Imágenes de fluorescencia vida (Flim) ha surgido como una técnica clave para la imagen del medio ambiente y la interacción de proteínas específicas y colorantes en las células vivas. Flim de los rotores moleculares fluorescentes permite el mapeo de la viscosidad en las células vivas.
La difusión es a menudo un importante determinante de la velocidad paso en las reacciones químicas o procesos biológicos y juega un papel en una amplia gama de eventos intracelulares. La viscosidad es uno de los parámetros clave que afectan a la difusión de las moléculas y proteínas, y cambios en la viscosidad se han relacionado con la enfermedad y el mal funcionamiento en el nivel celular. 1-3 Si bien los métodos para medir la viscosidad a granel están bien desarrolladas, microviscosidad imagen sigue siendo un reto . Mapas de viscosidad de los objetos microscópicos, como las células individuales, que hasta hace poco difícil de obtener. Mapeo de viscosidad con técnicas de fluorescencia es ventajoso porque, similar a otras técnicas ópticas, es mínimamente invasiva, no destructiva y se puede aplicar a las células vivas y tejidos.
Fluorescentes rotores moleculares exhiben tiempos de vida de fluorescencia y los rendimientos cuánticos que son una función de la viscosidad de su microambiente. Torsión intramolecular 4,5 orotación conduce a la decadencia no radiativo de la parte posterior estado excitado al estado fundamental.
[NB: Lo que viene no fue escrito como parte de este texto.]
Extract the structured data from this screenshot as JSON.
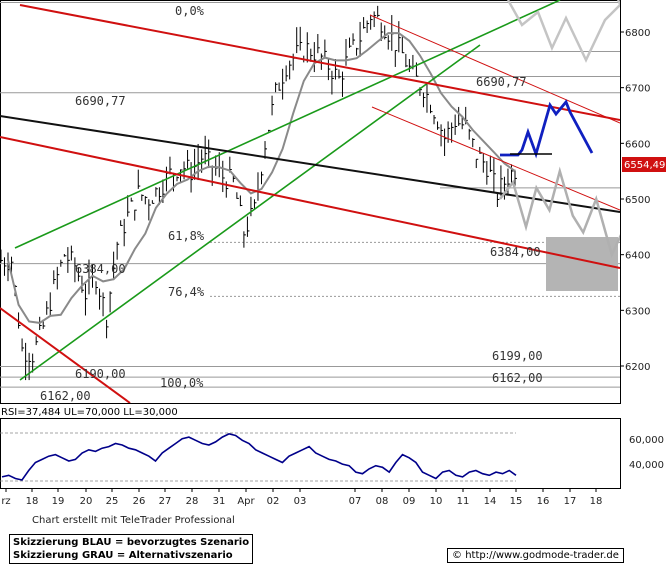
{
  "chart_data": [
    {
      "type": "line",
      "title": "",
      "price_axis": {
        "min": 6150,
        "max": 6870,
        "ticks": [
          6200,
          6300,
          6400,
          6500,
          6600,
          6700,
          6800
        ]
      },
      "last_price_badge": "6554,49",
      "date_labels": [
        "rz",
        "18",
        "19",
        "20",
        "25",
        "26",
        "27",
        "28",
        "31",
        "Apr",
        "02",
        "03",
        "07",
        "08",
        "09",
        "10",
        "11",
        "14",
        "15",
        "16",
        "17",
        "18"
      ],
      "fib_labels": [
        {
          "text": "0,0%",
          "price": 6853
        },
        {
          "text": "61,8%",
          "price": 6422
        },
        {
          "text": "76,4%",
          "price": 6325
        }
      ],
      "level_labels": [
        {
          "text": "6690,77",
          "price": 6690.77,
          "side": "left"
        },
        {
          "text": "6690,77",
          "price": 6714,
          "side": "right"
        },
        {
          "text": "6384,00",
          "price": 6384,
          "side": "left"
        },
        {
          "text": "6384,00",
          "price": 6384,
          "side": "right"
        },
        {
          "text": "6199,00",
          "price": 6199,
          "side": "right"
        },
        {
          "text": "6190,00",
          "price": 6180,
          "side": "left"
        },
        {
          "text": "6162,00",
          "price": 6162,
          "side": "right"
        },
        {
          "text": "6162,00",
          "price": 6140,
          "side": "left"
        },
        {
          "text": "100,0%",
          "price": 6162,
          "side": "mid"
        }
      ],
      "close_series": [
        6390,
        6230,
        6220,
        6270,
        6340,
        6400,
        6380,
        6330,
        6360,
        6290,
        6420,
        6470,
        6510,
        6500,
        6520,
        6545,
        6560,
        6550,
        6575,
        6560,
        6540,
        6530,
        6440,
        6480,
        6600,
        6690,
        6740,
        6760,
        6770,
        6760,
        6740,
        6715,
        6760,
        6790,
        6830,
        6820,
        6790,
        6760,
        6720,
        6700,
        6660,
        6610,
        6640,
        6630,
        6580,
        6560,
        6510,
        6540,
        6560
      ],
      "scenario_blue": [
        [
          6580,
          15.0
        ],
        [
          6565,
          15.5
        ],
        [
          6585,
          15.9
        ],
        [
          6565,
          16.3
        ],
        [
          6640,
          16.8
        ],
        [
          6610,
          17.0
        ],
        [
          6660,
          17.3
        ],
        [
          6645,
          17.5
        ],
        [
          6580,
          18.0
        ]
      ],
      "scenario_gray": [
        [
          6500,
          14.8
        ],
        [
          6530,
          15.3
        ],
        [
          6450,
          15.8
        ],
        [
          6520,
          16.2
        ],
        [
          6480,
          16.7
        ],
        [
          6550,
          17.1
        ],
        [
          6470,
          17.6
        ],
        [
          6440,
          18.0
        ],
        [
          6500,
          18.5
        ],
        [
          6400,
          19.1
        ],
        [
          6450,
          19.6
        ],
        [
          6420,
          20.0
        ]
      ]
    },
    {
      "type": "line",
      "title": "RSI=37,484 UL=70,000 LL=30,000",
      "ylim": [
        30,
        74
      ],
      "ticks": [
        40000,
        60000
      ],
      "tick_labels": [
        "40,000",
        "60,000"
      ],
      "series": [
        {
          "values": [
            37,
            38,
            36,
            35,
            41,
            46,
            48,
            50,
            51,
            49,
            47,
            48,
            52,
            54,
            53,
            55,
            56,
            58,
            57,
            55,
            54,
            52,
            50,
            47,
            52,
            55,
            58,
            61,
            62,
            60,
            58,
            57,
            59,
            62,
            64,
            63,
            60,
            58,
            54,
            52,
            50,
            48,
            46,
            50,
            52,
            54,
            56,
            52,
            50,
            48,
            47,
            45,
            44,
            40,
            39,
            42,
            44,
            43,
            40,
            46,
            51,
            49,
            46,
            40,
            38,
            36,
            40,
            41,
            38,
            37,
            40,
            41,
            39,
            38,
            40,
            39,
            41,
            38
          ]
        }
      ]
    }
  ],
  "credit": "Chart erstellt mit TeleTrader Professional",
  "legend": {
    "line1": "Skizzierung BLAU = bevorzugtes Szenario",
    "line2": "Skizzierung GRAU = Alternativszenario"
  },
  "source": "http://www.godmode-trader.de",
  "colors": {
    "green": "#1a9a1a",
    "red": "#d01010",
    "black": "#111111",
    "blue": "#1020c0",
    "gray_scenario": "#b0b0b0",
    "ma": "#8a8a8a",
    "price": "#000000",
    "rsi": "#00008a"
  }
}
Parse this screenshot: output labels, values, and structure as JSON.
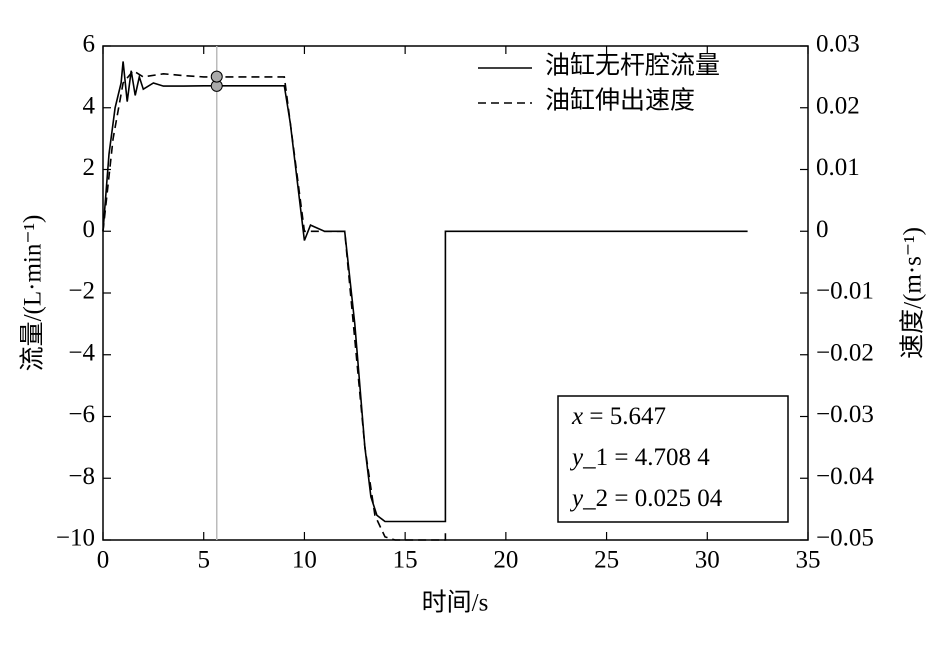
{
  "chart_data": {
    "type": "line",
    "xlabel": "时间/s",
    "ylabel": "流量/(L·min⁻¹)",
    "y2label": "速度/(m·s⁻¹)",
    "xlim": [
      0,
      35
    ],
    "xticks": [
      0,
      5,
      10,
      15,
      20,
      25,
      30,
      35
    ],
    "ylim": [
      -10,
      6
    ],
    "yticks": [
      {
        "value": -10,
        "label": "−10"
      },
      {
        "value": -8,
        "label": "−8"
      },
      {
        "value": -6,
        "label": "−6"
      },
      {
        "value": -4,
        "label": "−4"
      },
      {
        "value": -2,
        "label": "−2"
      },
      0,
      2,
      4,
      6
    ],
    "y2lim": [
      -0.05,
      0.03
    ],
    "y2ticks": [
      {
        "value": -0.05,
        "label": "−0.05"
      },
      {
        "value": -0.04,
        "label": "−0.04"
      },
      {
        "value": -0.03,
        "label": "−0.03"
      },
      {
        "value": -0.02,
        "label": "−0.02"
      },
      {
        "value": -0.01,
        "label": "−0.01"
      },
      0,
      0.01,
      0.02,
      0.03
    ],
    "legend": "upper right",
    "series": [
      {
        "name": "油缸无杆腔流量",
        "color": "#000000",
        "dash": "solid",
        "x": [
          0,
          0.3,
          0.6,
          0.9,
          1.0,
          1.2,
          1.4,
          1.6,
          1.8,
          2.0,
          2.5,
          3,
          4,
          5,
          9,
          9.3,
          10,
          10.3,
          11,
          12,
          12.5,
          13,
          13.3,
          13.6,
          14,
          15,
          17,
          17,
          32
        ],
        "values": [
          0,
          2.5,
          4.0,
          4.8,
          5.5,
          4.2,
          5.2,
          4.4,
          5.0,
          4.6,
          4.8,
          4.7,
          4.7,
          4.71,
          4.71,
          3.5,
          -0.3,
          0.2,
          0,
          0,
          -3,
          -7,
          -8.6,
          -9.2,
          -9.4,
          -9.4,
          -9.4,
          0,
          0
        ]
      },
      {
        "name": "油缸伸出速度",
        "color": "#000000",
        "dash": "dashed",
        "axis": "y2",
        "x": [
          0,
          0.5,
          1,
          1.5,
          2,
          3,
          4,
          5,
          9,
          10,
          12,
          13,
          13.5,
          14,
          14.5,
          15,
          17,
          17
        ],
        "values": [
          0,
          0.015,
          0.024,
          0.026,
          0.025,
          0.0255,
          0.0252,
          0.025,
          0.025,
          0,
          0,
          -0.035,
          -0.046,
          -0.0495,
          -0.05,
          -0.05,
          -0.05,
          -0.0485
        ]
      }
    ],
    "cursor": {
      "x": 5.647,
      "y1": 4.7084,
      "y2": 0.02504,
      "readout": [
        {
          "name": "x",
          "text": " = 5.647"
        },
        {
          "name": "y",
          "text": "_1 = 4.708 4"
        },
        {
          "name": "y",
          "text": "_2 = 0.025 04"
        }
      ]
    }
  }
}
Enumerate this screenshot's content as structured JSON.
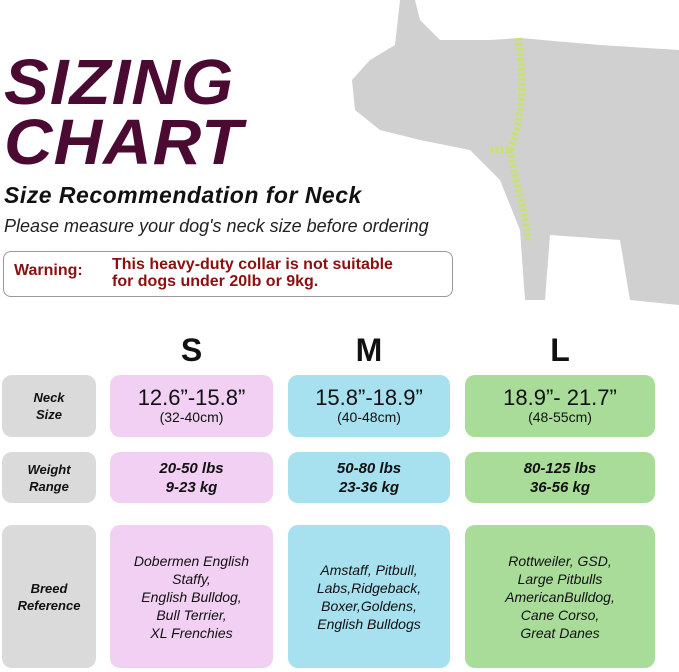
{
  "title": [
    "SIZING",
    "CHART"
  ],
  "subtitle": "Size Recommendation for Neck",
  "instruction": "Please measure your dog's neck size before ordering",
  "warning": {
    "label": "Warning:",
    "lines": [
      "This heavy-duty collar is not suitable",
      "for dogs under 20lb or 9kg."
    ]
  },
  "colors": {
    "title": "#4b0a32",
    "warning": "#8b1010",
    "small": "#f1d0f3",
    "medium": "#a7e0ee",
    "large": "#a9dc99",
    "label": "#dadada"
  },
  "sizes": [
    "S",
    "M",
    "L"
  ],
  "rows": {
    "neck": {
      "label": [
        "Neck",
        "Size"
      ],
      "values": [
        [
          "12.6”-15.8”",
          "(32-40cm)"
        ],
        [
          "15.8”-18.9”",
          "(40-48cm)"
        ],
        [
          "18.9”- 21.7”",
          "(48-55cm)"
        ]
      ]
    },
    "weight": {
      "label": [
        "Weight",
        "Range"
      ],
      "values": [
        [
          "20-50 lbs",
          "9-23 kg"
        ],
        [
          "50-80 lbs",
          "23-36 kg"
        ],
        [
          "80-125 lbs",
          "36-56 kg"
        ]
      ]
    },
    "breed": {
      "label": [
        "Breed",
        "Reference"
      ],
      "values": [
        [
          "Dobermen English",
          "Staffy,",
          "English Bulldog,",
          "Bull Terrier,",
          "XL Frenchies"
        ],
        [
          "Amstaff, Pitbull,",
          "Labs,Ridgeback,",
          "Boxer,Goldens,",
          "English Bulldogs"
        ],
        [
          "Rottweiler, GSD,",
          "Large Pitbulls",
          "AmericanBulldog,",
          "Cane Corso,",
          "Great Danes"
        ]
      ]
    }
  }
}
Un ambiente viscoso reduce esta rotación o torsión, restringir el acceso a esta vía de desintegración no radiativa. Esto conduce a un aumento en el rendimiento cuántico de fluorescencia y la vida de fluorescencia. Imágenes vida de fluorescencia (Flim) de colorantes modificados BODIPY hidrófobos que actúan como fluorescentes rotores moleculares muestran que el tiempo de vida de fluorescencia de estas sondas es una función de la microviscosidad de su entorno. 6-8 Una representación logarítmica de la vida de fluorescencia frente a los rendimientos de viscosidad del disolvente una línea recta que obedece a la ecuación de Förster Hoffman. 9 Esta trama también sirve como una curva de calibración para convertir toda la vida de fluorescencia en la viscosidad.
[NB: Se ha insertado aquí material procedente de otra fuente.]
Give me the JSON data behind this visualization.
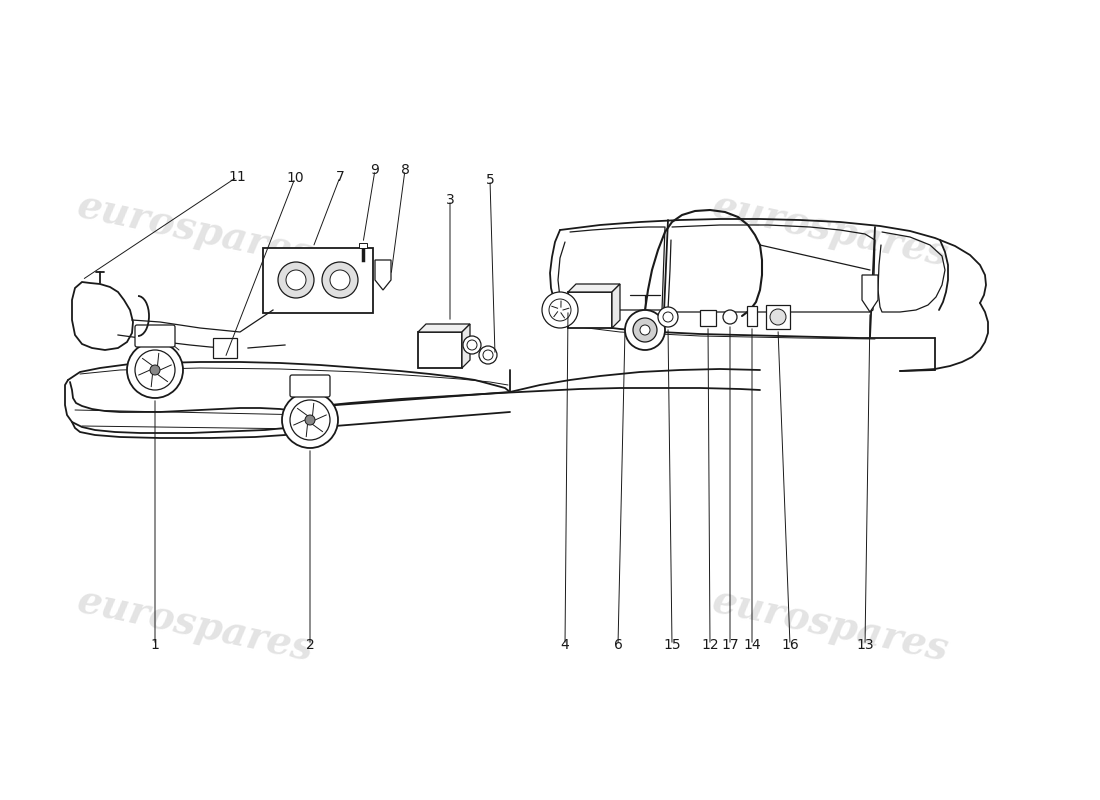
{
  "background_color": "#ffffff",
  "line_color": "#1a1a1a",
  "watermark_color_left": "#d8d8d8",
  "watermark_color_right": "#d8d8d8",
  "lw_body": 1.3,
  "lw_detail": 0.9,
  "lw_thin": 0.7,
  "label_fontsize": 10,
  "label_color": "#1a1a1a",
  "watermark_text": "eurospares",
  "watermark_fontsize": 28
}
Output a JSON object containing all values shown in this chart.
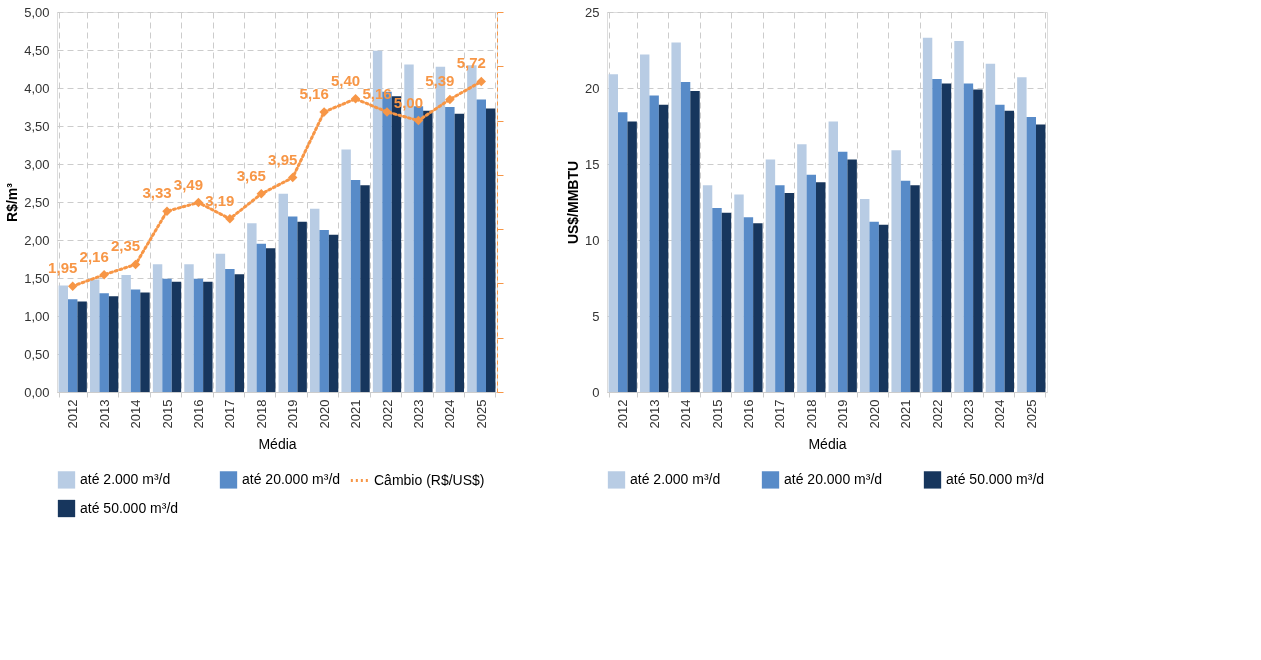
{
  "chart_data": [
    {
      "type": "bar",
      "xlabel": "Média",
      "ylabel": "R$/m³",
      "categories": [
        "2012",
        "2013",
        "2014",
        "2015",
        "2016",
        "2017",
        "2018",
        "2019",
        "2020",
        "2021",
        "2022",
        "2023",
        "2024",
        "2025"
      ],
      "ylim": [
        0,
        5
      ],
      "yticks": [
        {
          "value": 0,
          "label": "0,00"
        },
        {
          "value": 0.5,
          "label": "0,50"
        },
        {
          "value": 1,
          "label": "1,00"
        },
        {
          "value": 1.5,
          "label": "1,50"
        },
        {
          "value": 2,
          "label": "2,00"
        },
        {
          "value": 2.5,
          "label": "2,50"
        },
        {
          "value": 3,
          "label": "3,00"
        },
        {
          "value": 3.5,
          "label": "3,50"
        },
        {
          "value": 4,
          "label": "4,00"
        },
        {
          "value": 4.5,
          "label": "4,50"
        },
        {
          "value": 5,
          "label": "5,00"
        }
      ],
      "y2lim": [
        0,
        7
      ],
      "y2ticks": [
        {
          "value": 0,
          "label": null
        },
        {
          "value": 1,
          "label": null
        },
        {
          "value": 2,
          "label": null
        },
        {
          "value": 3,
          "label": null
        },
        {
          "value": 4,
          "label": null
        },
        {
          "value": 5,
          "label": null
        },
        {
          "value": 6,
          "label": null
        },
        {
          "value": 7,
          "label": null
        }
      ],
      "grid": true,
      "legend": "bottom",
      "marker": "diamond",
      "line_style": "dotted",
      "series": [
        {
          "name": "até 2.000 m³/d",
          "color": "#b8cce4",
          "values": [
            1.4,
            1.48,
            1.54,
            1.68,
            1.68,
            1.82,
            2.22,
            2.61,
            2.41,
            3.19,
            4.49,
            4.31,
            4.28,
            4.3
          ]
        },
        {
          "name": "até 20.000 m³/d",
          "color": "#588bc8",
          "values": [
            1.22,
            1.3,
            1.35,
            1.49,
            1.49,
            1.62,
            1.95,
            2.31,
            2.13,
            2.79,
            3.95,
            3.76,
            3.75,
            3.85
          ]
        },
        {
          "name": "até 50.000 m³/d",
          "color": "#17365d",
          "values": [
            1.19,
            1.26,
            1.31,
            1.45,
            1.45,
            1.55,
            1.89,
            2.24,
            2.07,
            2.72,
            3.89,
            3.7,
            3.66,
            3.73
          ]
        },
        {
          "name": "Câmbio (R$/US$)",
          "type": "line",
          "axis": "y2",
          "color": "#f79646",
          "values": [
            1.95,
            2.16,
            2.35,
            3.33,
            3.49,
            3.19,
            3.65,
            3.95,
            5.16,
            5.4,
            5.16,
            5.0,
            5.39,
            5.72
          ],
          "value_labels": [
            "1,95",
            "2,16",
            "2,35",
            "3,33",
            "3,49",
            "3,19",
            "3,65",
            "3,95",
            "5,16",
            "5,40",
            "5,16",
            "5,00",
            "5,39",
            "5,72"
          ]
        }
      ]
    },
    {
      "type": "bar",
      "xlabel": "Média",
      "ylabel": "US$/MMBTU",
      "categories": [
        "2012",
        "2013",
        "2014",
        "2015",
        "2016",
        "2017",
        "2018",
        "2019",
        "2020",
        "2021",
        "2022",
        "2023",
        "2024",
        "2025"
      ],
      "ylim": [
        0,
        25
      ],
      "yticks": [
        0,
        5,
        10,
        15,
        20,
        25
      ],
      "grid": true,
      "legend": "bottom",
      "series": [
        {
          "name": "até 2.000 m³/d",
          "color": "#b8cce4",
          "values": [
            20.9,
            22.2,
            23.0,
            13.6,
            13.0,
            15.3,
            16.3,
            17.8,
            12.7,
            15.9,
            23.3,
            23.1,
            21.6,
            20.7
          ]
        },
        {
          "name": "até 20.000 m³/d",
          "color": "#588bc8",
          "values": [
            18.4,
            19.5,
            20.4,
            12.1,
            11.5,
            13.6,
            14.3,
            15.8,
            11.2,
            13.9,
            20.6,
            20.3,
            18.9,
            18.1
          ]
        },
        {
          "name": "até 50.000 m³/d",
          "color": "#17365d",
          "values": [
            17.8,
            18.9,
            19.8,
            11.8,
            11.1,
            13.1,
            13.8,
            15.3,
            11.0,
            13.6,
            20.3,
            19.9,
            18.5,
            17.6
          ]
        }
      ]
    }
  ]
}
Después de la incubación de las células vivas con el BODIPY modificada fluorescente rotor molecular, una distribución puntiforme colorante se observa en las imágenes de fluorescencia. El valor de la viscosidad obtenida en ªe puncta en células vivas es de alrededor de 100 veces mayor que la del agua y del citoplasma celular. 6,7 resueltos tiempo mediciones de anisotropía de fluorescencia ceder veces rotacionales de correlación de acuerdo con estos valores microviscosidad grandes. Mapeo de la vida de fluorescencia es independiente de la intensidad de fluorescencia, y por lo tanto permite la separación de concentración de la sonda y los efectos de viscosidad.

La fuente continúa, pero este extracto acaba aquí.